Particulate matter formation mechanism in pressurized fluidized bed combustion of various solid fuels

Abstract

Pressurized fluidized bed combustion (PFBC) is an advanced clean coal technology, and co-combustion of coal and biomass can effectively reduce pollutant and greenhouse gas emission during power generation. However, studies concerning the particulate matter formation during coal and biomass co-firing in PFBC are very rare. In this work, experiments on combustion of different solid fuels (two lignites, one bituminous coal, rice husk) and co-combustion of coal and biomass were carried out at 10 kW pressurized fluidized bed with system pressure of 0.5 MPa. Despite the different fuel types, pressurized combustion produces PM1 with higher content of easily vaporized elements (Na, K, and S), while super-micron particles are mainly composed of refractory elements (Ca and Si).
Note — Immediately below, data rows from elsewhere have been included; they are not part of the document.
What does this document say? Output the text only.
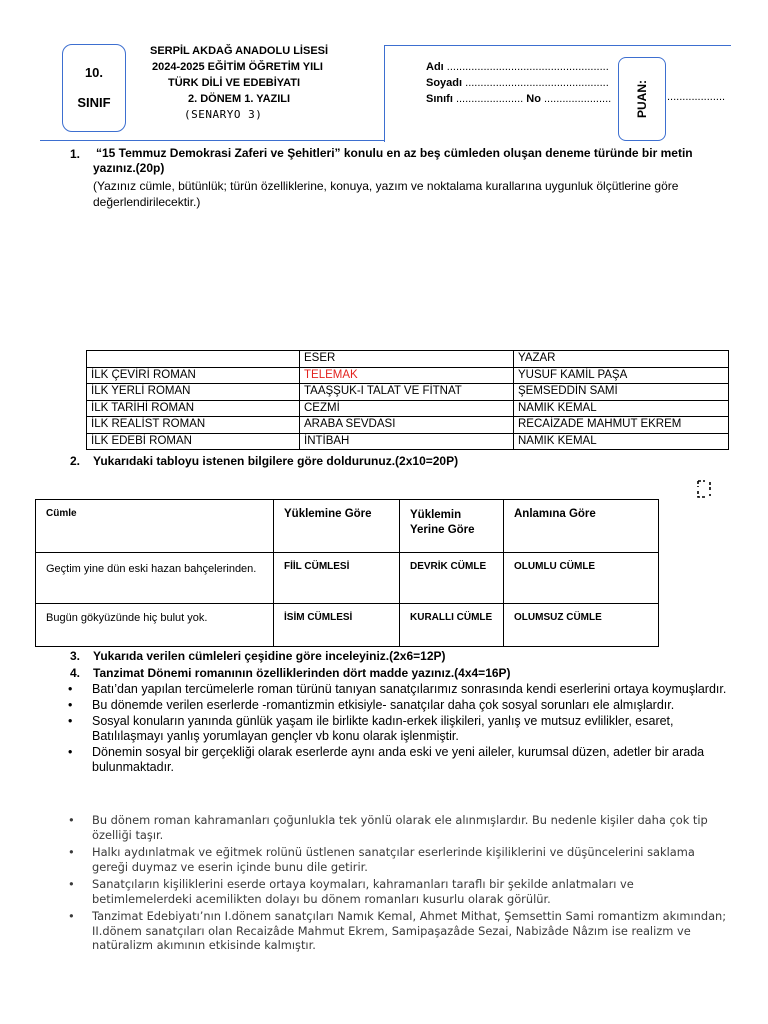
10.
SINIF
SERPİL AKDAĞ ANADOLU LİSESİ
2024-2025 EĞİTİM ÖĞRETİM YILI
TÜRK DİLİ VE EDEBİYATI
2. DÖNEM 1. YAZILI
(SENARYO 3)
Adı .....................................................
Soyadı ...............................................
Sınıfı ...................... No ...................... PUAN: ...................
1. “15 Temmuz Demokrasi Zaferi ve Şehitleri” konulu en az beş cümleden oluşan deneme türünde bir metin yazınız.(20p)
(Yazınız cümle, bütünlük; türün özelliklerine, konuya, yazım ve noktalama kurallarına uygunluk ölçütlerine göre değerlendirilecektir.)
	ESER	YAZAR
İLK ÇEVİRİ ROMAN	TELEMAK	YUSUF KAMİL PAŞA
İLK YERLİ ROMAN	TAAŞŞUK-I TALAT VE FİTNAT	ŞEMSEDDİN SAMİ
İLK TARİHİ ROMAN	CEZMİ	NAMIK KEMAL
İLK REALİST ROMAN	ARABA SEVDASI	RECAİZADE MAHMUT EKREM
İLK EDEBİ ROMAN	İNTİBAH	NAMIK KEMAL
2. Yukarıdaki tabloyu istenen bilgilere göre doldurunuz.(2x10=20P)
Cümle	Yüklemine Göre	Yüklemin Yerine Göre	Anlamına Göre
Geçtim yine dün eski hazan bahçelerinden.	FİİL CÜMLESİ	DEVRİK CÜMLE	OLUMLU CÜMLE
Bugün gökyüzünde hiç bulut yok.	İSİM CÜMLESİ	KURALLI CÜMLE	OLUMSUZ CÜMLE
3. Yukarıda verilen cümleleri çeşidine göre inceleyiniz.(2x6=12P)
4. Tanzimat Dönemi romanının özelliklerinden dört madde yazınız.(4x4=16P)
• Batı’dan yapılan tercümelerle roman türünü tanıyan sanatçılarımız sonrasında kendi eserlerini ortaya koymuşlardır.
• Bu dönemde verilen eserlerde -romantizmin etkisiyle- sanatçılar daha çok sosyal sorunları ele almışlardır.
• Sosyal konuların yanında günlük yaşam ile birlikte kadın-erkek ilişkileri, yanlış ve mutsuz evlilikler, esaret, Batılılaşmayı yanlış yorumlayan gençler vb konu olarak işlenmiştir.
• Dönemin sosyal bir gerçekliği olarak eserlerde aynı anda eski ve yeni aileler, kurumsal düzen, adetler bir arada bulunmaktadır.
• Bu dönem roman kahramanları çoğunlukla tek yönlü olarak ele alınmışlardır. Bu nedenle kişiler daha çok tip özelliği taşır.
• Halkı aydınlatmak ve eğitmek rolünü üstlenen sanatçılar eserlerinde kişiliklerini ve düşüncelerini saklama gereği duymaz ve eserin içinde bunu dile getirir.
• Sanatçıların kişiliklerini eserde ortaya koymaları, kahramanları taraflı bir şekilde anlatmaları ve betimlemelerdeki acemilikten dolayı bu dönem romanları kusurlu olarak görülür.
• Tanzimat Edebiyatı’nın I.dönem sanatçıları Namık Kemal, Ahmet Mithat, Şemsettin Sami romantizm akımından; II.dönem sanatçıları olan Recaizâde Mahmut Ekrem, Samipaşazâde Sezai, Nabizâde Nâzım ise realizm ve natüralizm akımının etkisinde kalmıştır.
For the cases of cofiring coal with biomass, it was found that the mineral interaction can reduce the yield of submicron particles, such as PM0.4 formation in Zhundong lignite/rice husks and Xiaolongtan lignite/rice husks were reduced by 28% and 47%, while the reduction is 61% and 64% for PM1, and 80% and 75% for PM2.5. Overall, this work provides the insight on particulate matter formation during the combustion of various solid fuels in pressurized combustion conditions, which hopefully can help the development of PFBC technology.